While the men were shouldering rifles overseas, the women left behind were doing their share to help the war effort. Their contributions went far beyond merely conserving precious food and materials—although Montgomery County women signed pledge cards to “cut down the use of flour in my household or establishment in every possible way,” according to documents from the county’s historical society. The more adventurous went to work on the county’s farms, organizing with others across the nation as the Women’s Land Army of America, a troop of volunteers known as “farmerettes” that helped bring in harvests that otherwise would have been lost due to the shortage of manpower.
Styled after the Women’s Land Army in Great Britain, the American group formed in 1917 and believed that “instead of just conserving, women should be producing, becoming soldiers of the soil,” as leader Harriot Stanton Blatch noted in a directive to Land Army members.

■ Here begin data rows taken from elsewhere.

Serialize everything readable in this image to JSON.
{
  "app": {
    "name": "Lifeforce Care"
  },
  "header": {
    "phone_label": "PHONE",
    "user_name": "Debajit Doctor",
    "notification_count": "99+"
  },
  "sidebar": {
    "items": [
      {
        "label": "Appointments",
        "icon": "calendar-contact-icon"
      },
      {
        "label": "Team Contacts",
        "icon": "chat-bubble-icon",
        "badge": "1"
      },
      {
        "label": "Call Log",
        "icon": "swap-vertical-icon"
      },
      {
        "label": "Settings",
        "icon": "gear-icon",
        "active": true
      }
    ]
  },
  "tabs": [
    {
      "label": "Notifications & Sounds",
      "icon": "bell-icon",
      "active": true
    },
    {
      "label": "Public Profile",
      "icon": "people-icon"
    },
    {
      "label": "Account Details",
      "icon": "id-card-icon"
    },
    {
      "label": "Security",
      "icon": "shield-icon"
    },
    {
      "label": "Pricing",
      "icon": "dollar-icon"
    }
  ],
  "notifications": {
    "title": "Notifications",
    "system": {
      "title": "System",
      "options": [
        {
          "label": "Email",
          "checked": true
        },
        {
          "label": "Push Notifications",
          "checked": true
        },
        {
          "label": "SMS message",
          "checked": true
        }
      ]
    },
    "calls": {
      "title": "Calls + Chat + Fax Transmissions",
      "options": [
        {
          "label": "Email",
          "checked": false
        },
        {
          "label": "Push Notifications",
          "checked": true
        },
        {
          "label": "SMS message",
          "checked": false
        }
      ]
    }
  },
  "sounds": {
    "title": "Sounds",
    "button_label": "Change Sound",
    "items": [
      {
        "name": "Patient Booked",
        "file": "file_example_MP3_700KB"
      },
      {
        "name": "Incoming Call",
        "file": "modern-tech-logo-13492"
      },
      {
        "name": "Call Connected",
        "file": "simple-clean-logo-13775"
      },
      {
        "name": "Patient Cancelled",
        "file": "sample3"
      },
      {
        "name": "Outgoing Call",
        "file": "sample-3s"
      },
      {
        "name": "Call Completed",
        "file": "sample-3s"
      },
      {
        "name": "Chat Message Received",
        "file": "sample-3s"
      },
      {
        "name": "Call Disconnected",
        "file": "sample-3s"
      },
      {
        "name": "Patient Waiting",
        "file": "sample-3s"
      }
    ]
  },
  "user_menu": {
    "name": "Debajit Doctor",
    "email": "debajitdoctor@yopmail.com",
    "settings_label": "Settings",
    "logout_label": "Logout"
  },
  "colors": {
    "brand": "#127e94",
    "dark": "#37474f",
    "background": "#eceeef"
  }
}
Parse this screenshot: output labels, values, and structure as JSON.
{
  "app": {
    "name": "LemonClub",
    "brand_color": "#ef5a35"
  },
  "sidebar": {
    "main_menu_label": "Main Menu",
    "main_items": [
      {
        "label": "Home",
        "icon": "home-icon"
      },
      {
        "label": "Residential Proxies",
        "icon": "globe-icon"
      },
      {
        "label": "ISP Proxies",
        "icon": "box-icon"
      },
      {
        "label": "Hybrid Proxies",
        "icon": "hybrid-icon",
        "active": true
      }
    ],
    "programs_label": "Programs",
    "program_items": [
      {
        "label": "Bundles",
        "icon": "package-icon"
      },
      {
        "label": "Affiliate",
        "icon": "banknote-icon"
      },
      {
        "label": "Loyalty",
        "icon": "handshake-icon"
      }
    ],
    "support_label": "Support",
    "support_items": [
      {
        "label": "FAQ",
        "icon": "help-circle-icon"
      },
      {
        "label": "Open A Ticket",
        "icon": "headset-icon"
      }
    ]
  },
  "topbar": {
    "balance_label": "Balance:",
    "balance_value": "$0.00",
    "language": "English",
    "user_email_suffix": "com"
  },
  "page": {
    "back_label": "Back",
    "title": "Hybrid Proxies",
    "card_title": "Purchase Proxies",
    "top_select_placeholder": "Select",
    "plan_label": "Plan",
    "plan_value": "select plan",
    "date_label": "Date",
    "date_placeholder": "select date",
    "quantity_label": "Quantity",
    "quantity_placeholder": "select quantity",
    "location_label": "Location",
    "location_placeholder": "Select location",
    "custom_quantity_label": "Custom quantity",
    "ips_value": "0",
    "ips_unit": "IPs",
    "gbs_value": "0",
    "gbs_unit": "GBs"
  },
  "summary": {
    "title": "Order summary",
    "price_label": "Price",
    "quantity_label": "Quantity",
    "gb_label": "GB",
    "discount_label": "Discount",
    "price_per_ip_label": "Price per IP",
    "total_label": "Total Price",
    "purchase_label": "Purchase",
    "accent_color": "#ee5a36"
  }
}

Women in the county answered the call and “turned with enthusiasm” to supporting the war effort, the
Montgomery County Sentinel reported. Teachers, students, homemakers and more joined the local chapters of the Land Army—which had formed a national network of more than 20,000 women by 1919.
The Montgomery chapters, based in Rockville and Ednor, near Sandy Spring, deployed 100 women wherever they were needed—and welcomed. Not every male farmer in the county believed the women could do a man’s job. Professor Hugh Findley of the U.S. Department of Agriculture wrote in a message to the farmerettes that perhaps “American women are not yet physically fit” to carry on much of the farmwork. Yet, wherever farmers took time to drill them in the proper use of tools, “they have been apt students,” Findley said. The women were trained in farming practices, given a uniform—overalls, a broad-brimmed hat, a work shirt and gloves—and paid $12 a month, comparable to men’s wages.
Immediately, the farmerettes proved themselves up to the task; Findley noted that one county woman picked 60 bushels of apples in one day “without stepping on a ladder.” Other county women were deployed in a special “nutting unit,” collecting peach and plum pits that were then used in gas mask filters, according to historical society documents.
Even after the war’s end, the women continued to serve on the farms. They ably performed all tasks, ranging from garden work and farm labor that included shucking corn and building silos “to mending the state road and assisting at the county fair,” as a local chapter reported to headquarters in a 1919 report.
“Rosie the Riveter” may have been the symbol of female empowerment in World War II, but the farmerettes of World War I plowed the way.